EXPULSIONS DE ROMS: Un « Oscar » pour Sarkozy

Si les actions menées par le gouvernement français font scandale à l’étranger, elle semblent avoir l’appui d’une majorité de l’électorat français.

Depuis hier, la France a mis en pratique ce que son président avait annoncé, il y a tout juste quelques semaines. Jusqu’à la fin du mois d’août environ 700 Roms vont être renvoyés par avion dans leur pays d’origine. Pour que leur retour soit « volontaire », le gouvernement français leur propose 300 euros par adulte et 100 euros par enfant. Pour éviter tout abus par ceux qui se feraient expulser pour revenir par après et se faire payer ainsi plusieurs fois leur prime de départ, la bureaucratie française à inventé « Oscar » (outil simplifié de contrôle des aides au retour), une banque de données qui contient les données biométriques des personnes expulsées.

La stigmatisation d’un groupe en marge de la société française par l’interpellation collective de ses membres et leur inscription sur un fichier spécifique a choqué une partie de la société française et terni l’image d’un pays qui comptait jusqu’à présent un des principaux défenseurs de la liberté et des droits humains. Même si Brice Hortefeux, ministre de l’intérieur et responsable de l’organisation de ces départs « volontaires », refuse la comparaison avec les « rafles » des juifs sous le régime de Vichy – l’action musclée du mois d’août avec plus de 50 camps « illégaux » démantelés par la police semble bien démesurée pour un pays membre de la même Union à laquelle adhèrent également les pays où les Roms vont être reconduits : la Roumanie et la Bulgarie.

D’ailleurs l’opposition ou le milieu des associations des droits humains n’ont pas été les premiers à comparer les actions commanditées par Nicolas Sarkozy avec les « rafles » de la Deuxième Guerre mondiale. C’est à l’intérieur de la majorité même que cette critique a été formulée une première fois. Une partie de la droite « modérée » ne partage pas, pour l’instant, la stratégie du président effrayé par une cote de popularité en chute libre.

Le problème d’intégration des Roms n’est certes pas nouveau et il y a déjà eu des expulsions de ce type auparavant. Mais après les affrontements entre policiers et gens du voyage à Saint-Aignan début juillet, Sarkozy a pressenti une occasion unique pour jouer la carte sécuritaire et se redonner un profil d’homme d’action.
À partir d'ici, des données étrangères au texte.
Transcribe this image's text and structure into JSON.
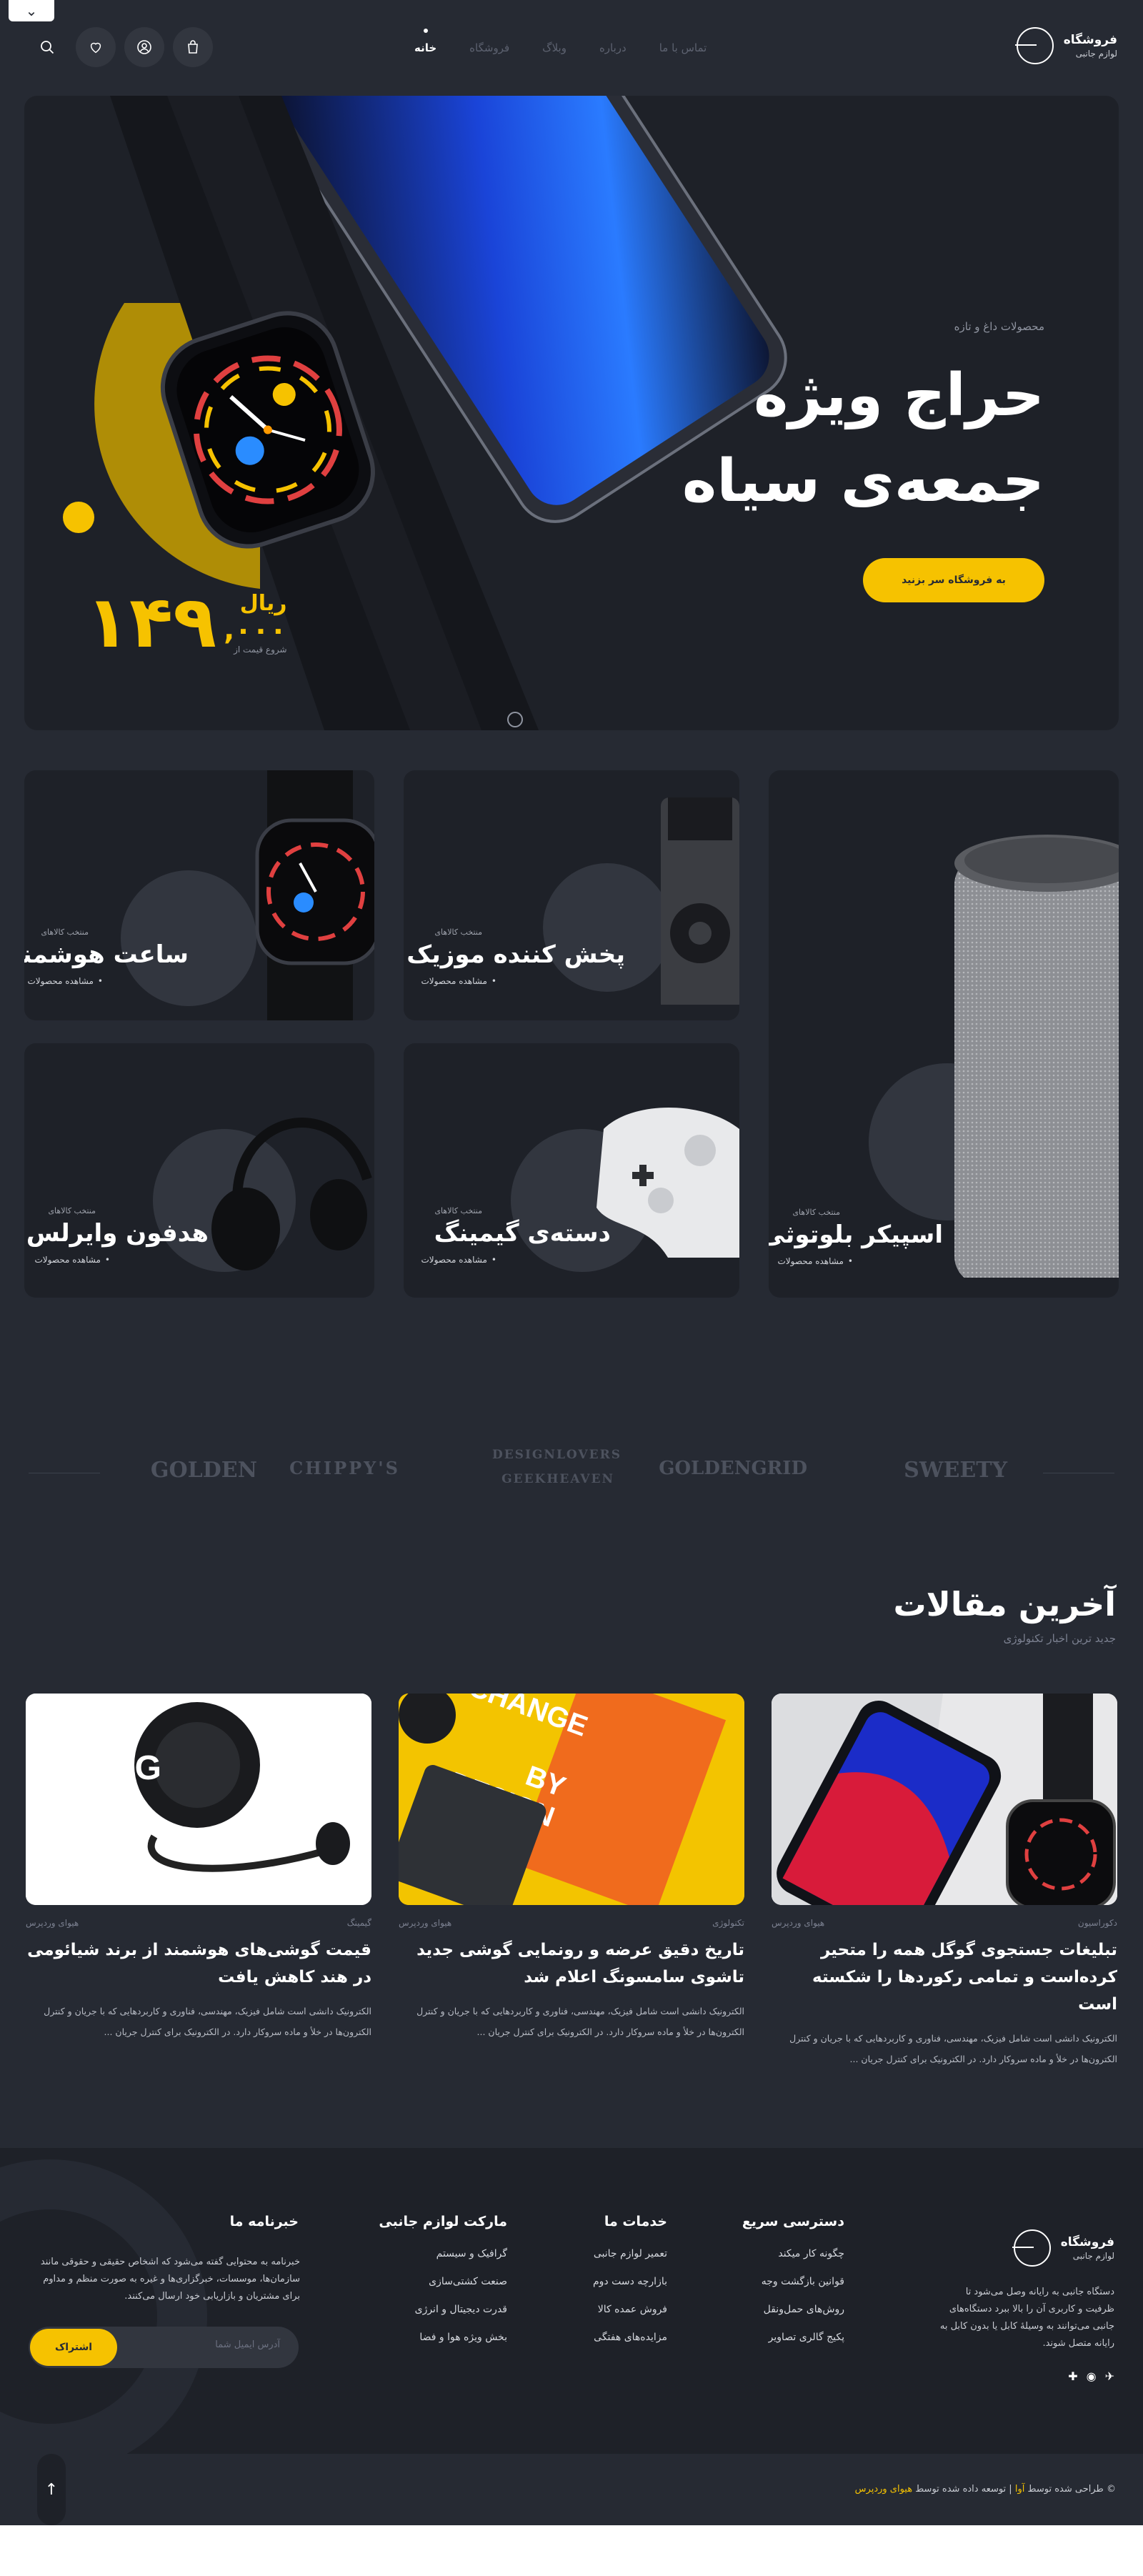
{
  "header": {
    "logo_title": "فروشگاه",
    "logo_subtitle": "لوازم جانبی",
    "nav": [
      "خانه",
      "فروشگاه",
      "وبلاگ",
      "درباره",
      "تماس با ما"
    ]
  },
  "hero": {
    "kicker": "محصولات داغ و تازه",
    "title_line1": "حراج ویژه",
    "title_line2": "جمعه‌ی سیاه",
    "cta": "به فروشگاه سر بزنید",
    "price_number": "۱۴۹",
    "price_decimal": ",۰۰۰",
    "currency": "ریال",
    "price_label": "شروع قیمت از"
  },
  "categories": [
    {
      "kicker": "منتخب کالاهای",
      "title": "اسپیکر بلوتوثی",
      "link": "مشاهده محصولات"
    },
    {
      "kicker": "منتخب کالاهای",
      "title": "پخش کننده موزیک",
      "link": "مشاهده محصولات"
    },
    {
      "kicker": "منتخب کالاهای",
      "title": "ساعت هوشمند",
      "link": "مشاهده محصولات"
    },
    {
      "kicker": "منتخب کالاهای",
      "title": "دسته‌ی گیمینگ",
      "link": "مشاهده محصولات"
    },
    {
      "kicker": "منتخب کالاهای",
      "title": "هدفون وایرلس",
      "link": "مشاهده محصولات"
    }
  ],
  "brands": [
    "SWEETY",
    "GOLDENGRID",
    "DESIGNLOVERS",
    "GEEKHEAVEN",
    "CHIPPY'S",
    "GOLDEN"
  ],
  "articles": {
    "title": "آخرین مقالات",
    "subtitle": "جدید ترین اخبار تکنولوژی",
    "posts": [
      {
        "category": "دکوراسیون",
        "author": "هیوای وردپرس",
        "title": "تبلیغات جستجوی گوگل همه را متحیر کرده‌است و تمامی رکوردها را شکسته است",
        "excerpt": "الکترونیک دانشی است شامل فیزیک، مهندسی، فناوری و کاربردهایی که با جریان و کنترل الکترون‌ها در خلأ و ماده سروکار دارد. در الکترونیک برای کنترل جریان ..."
      },
      {
        "category": "تکنولوژی",
        "author": "هیوای وردپرس",
        "title": "تاریخ دقیق عرضه و رونمایی گوشی جدید تاشوی سامسونگ اعلام شد",
        "excerpt": "الکترونیک دانشی است شامل فیزیک، مهندسی، فناوری و کاربردهایی که با جریان و کنترل الکترون‌ها در خلأ و ماده سروکار دارد. در الکترونیک برای کنترل جریان ..."
      },
      {
        "category": "گیمینگ",
        "author": "هیوای وردپرس",
        "title": "قیمت گوشی‌های هوشمند از برند شیائومی در هند کاهش یافت",
        "excerpt": "الکترونیک دانشی است شامل فیزیک، مهندسی، فناوری و کاربردهایی که با جریان و کنترل الکترون‌ها در خلأ و ماده سروکار دارد. در الکترونیک برای کنترل جریان ..."
      }
    ]
  },
  "footer": {
    "logo_title": "فروشگاه",
    "logo_subtitle": "لوازم جانبی",
    "about": "دستگاه جانبی به رایانه وصل می‌شود تا ظرفیت و کاربری آن را بالا ببرد دستگاه‌های جانبی می‌توانند به وسیلهٔ کابل یا بدون کابل به رایانه متصل شوند.",
    "columns": [
      {
        "title": "دسترسی سریع",
        "items": [
          "چگونه کار میکند",
          "قوانین بازگشت وجه",
          "روش‌های حمل‌ونقل",
          "پکیج گالری تصاویر"
        ]
      },
      {
        "title": "خدمات ما",
        "items": [
          "تعمیر لوازم جانبی",
          "بازارچه دست دوم",
          "فروش عمده کالا",
          "مزایده‌های هفتگی"
        ]
      },
      {
        "title": "مارکت لوازم جانبی",
        "items": [
          "گرافیک و سیستم",
          "صنعت کشتی‌سازی",
          "قدرت دیجیتال و انرژی",
          "بخش ویژه هوا و فضا"
        ]
      }
    ],
    "newsletter_title": "خبرنامه ما",
    "newsletter_text": "خبرنامه به محتوایی گفته می‌شود که اشخاص حقیقی و حقوقی مانند سازمان‌ها، موسسات، خبرگزاری‌ها و غیره به صورت منظم و مداوم برای مشتریان و بازاریابی خود ارسال می‌کنند.",
    "newsletter_placeholder": "آدرس ایمیل شما",
    "newsletter_button": "اشتراک",
    "copyright_prefix": "© طراحی شده توسط",
    "copyright_brand": "آوا",
    "copyright_mid": "| توسعه داده شده توسط",
    "copyright_dev": "هیوای وردپرس"
  },
  "colors": {
    "accent": "#f6c200",
    "bg": "#262a33",
    "card": "#1e2128"
  }
}
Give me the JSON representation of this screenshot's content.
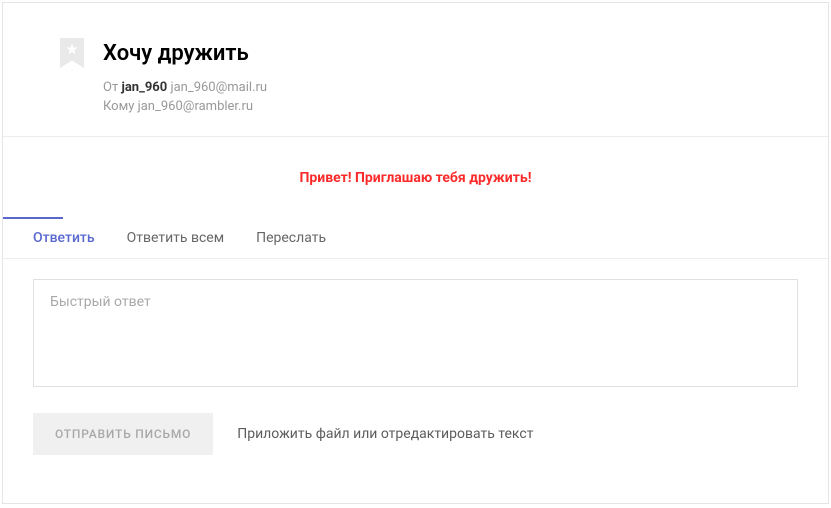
{
  "email": {
    "subject": "Хочу дружить",
    "from_label": "От",
    "from_name": "jan_960",
    "from_email": "jan_960@mail.ru",
    "to_label": "Кому",
    "to_email": "jan_960@rambler.ru",
    "body": "Привет! Приглашаю тебя дружить!"
  },
  "tabs": {
    "reply": "Ответить",
    "reply_all": "Ответить всем",
    "forward": "Переслать"
  },
  "reply": {
    "placeholder": "Быстрый ответ",
    "value": ""
  },
  "actions": {
    "send": "ОТПРАВИТЬ ПИСЬМО",
    "attach": "Приложить файл или отредактировать текст"
  }
}
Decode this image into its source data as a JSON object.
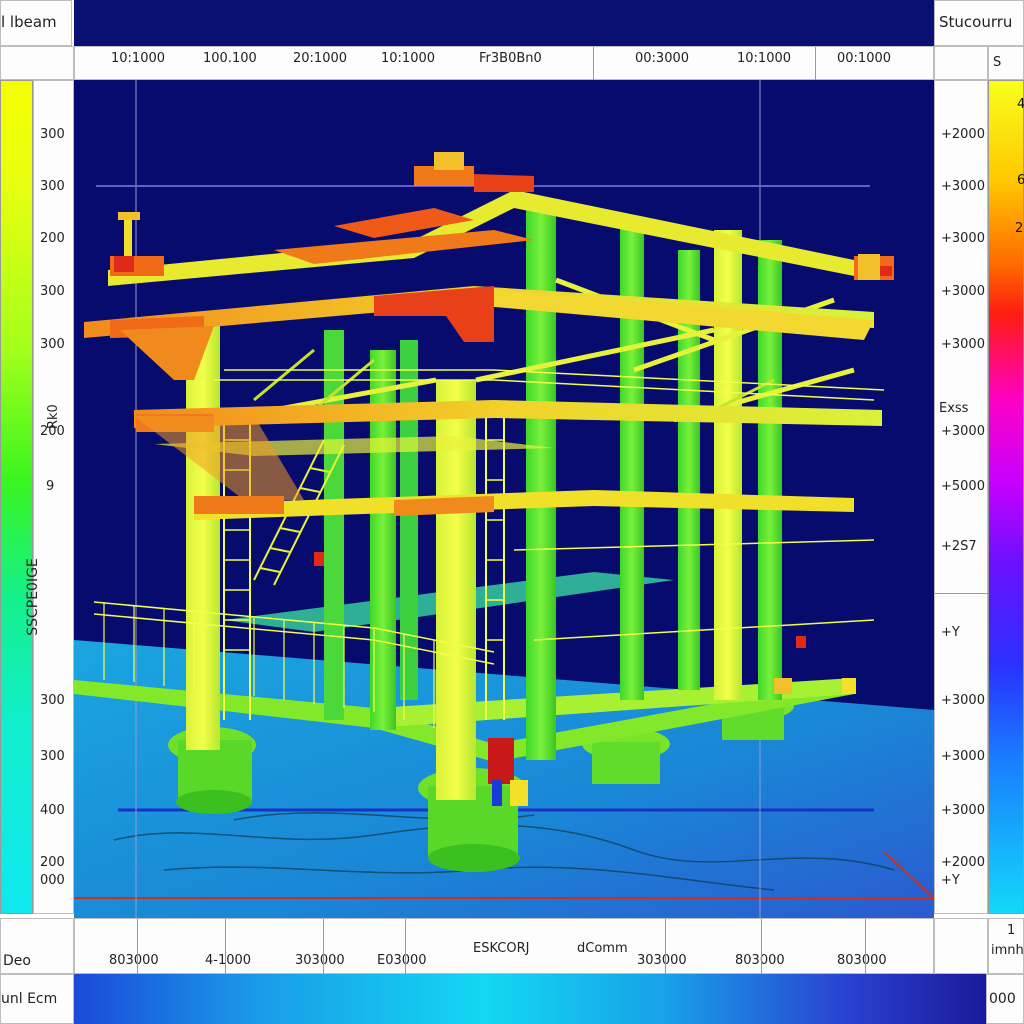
{
  "window": {
    "title_left": "l lbeam",
    "title_right": "Stucourru",
    "right_header_partial": "S"
  },
  "top_axis": {
    "ticks": [
      "10:1000",
      "100.100",
      "20:1000",
      "10:1000",
      "Fr3B0Bn0",
      "00:3000",
      "10:1000",
      "00:1000"
    ]
  },
  "left_scale": {
    "ticks": [
      "300",
      "300",
      "200",
      "300",
      "300",
      "Rk0",
      "200",
      "9",
      "SSCPE0IGE",
      "300",
      "300",
      "400",
      "200",
      "000"
    ]
  },
  "right_scale": {
    "ticks": [
      "+2000",
      "+3000",
      "+3000",
      "+3000",
      "+3000",
      "Exss",
      "+3000",
      "+5000",
      "+2S7",
      "+Y",
      "+3000",
      "+3000",
      "+3000",
      "+2000",
      "+Y"
    ]
  },
  "right_bar_marks": [
    "4",
    "6",
    "2"
  ],
  "bottom_axis": {
    "left_label": "Deo",
    "ticks": [
      "803000",
      "4-1000",
      "303000",
      "E03000",
      "ESKCORJ",
      "dComm",
      "303000",
      "803000",
      "803000"
    ],
    "right_label_line1": "1",
    "right_label_line2": "imnh"
  },
  "status": {
    "left_label": "unl Ecm",
    "right_value": "000"
  },
  "colors": {
    "viewport_bg": "#070b6e",
    "water": "#1a9fd8",
    "structure_yellow": "#e8f23a",
    "structure_green": "#5ee82c",
    "structure_orange": "#f07a1a",
    "structure_red": "#e02a18"
  },
  "icons": {
    "crane_left": "crane-icon",
    "crane_right": "crane-icon"
  }
}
D’où le caractère expéditif des mesures prises qui rencontreraient, selon certains sondages, l’appui de plus des deux tiers de la population française.

Il ne faut pas oublier que la campagne qui a mené Sarkozy à la présidence était déjà largement bâtie sur le thème de la sécurité. Pourquoi une chose qui a fonctionné en 2007 ne devrait pas aussi fonctionner cinq ans plus tard ? Nombreux sont les élus locaux – même de gauche – qui, sans applaudir la façon de faire du couple Sarkozy/Hortefeux, appréhendent que la discussion sur la sécurité va influencer les élections à venir et préfèrent dès lors adopter un profil bas dans la discussion sur les campements.

Mais ils savent aussi que les expulsions ne vont rien résoudre, car la majorité des gens du voyage ont la nationalité française ou du moins un droit de résidence. Or, les moyens pour passer par la voie d’une meilleure intégration font défaut à tout les niveaux. Comme l’explique le porte parole des Roms en Autriche, les conditions de sa communauté étaient tout aussi précaires il y a quelques années. Mais depuis, l’Autriche a accordé aux Roms des terrains qui leur permettent de vivre dignement et le pays a investi dans l’éducation des jeunes.

Mais une telle approche n’est guère du goût d’un Nicolas Sarkozy dont le souci principal est de regagner un électorat qui l’a déserté en masse en direction de l’extrême droite. Les chances que Sarkozy se laisse impressionner par un Rom autrichien né dans un camp de concentration nazi et nommé professeur pour son engagement en faveur de sa communauté restent dès lors minimes. Même si le professeur s’appelle Rudolf … Sarközi.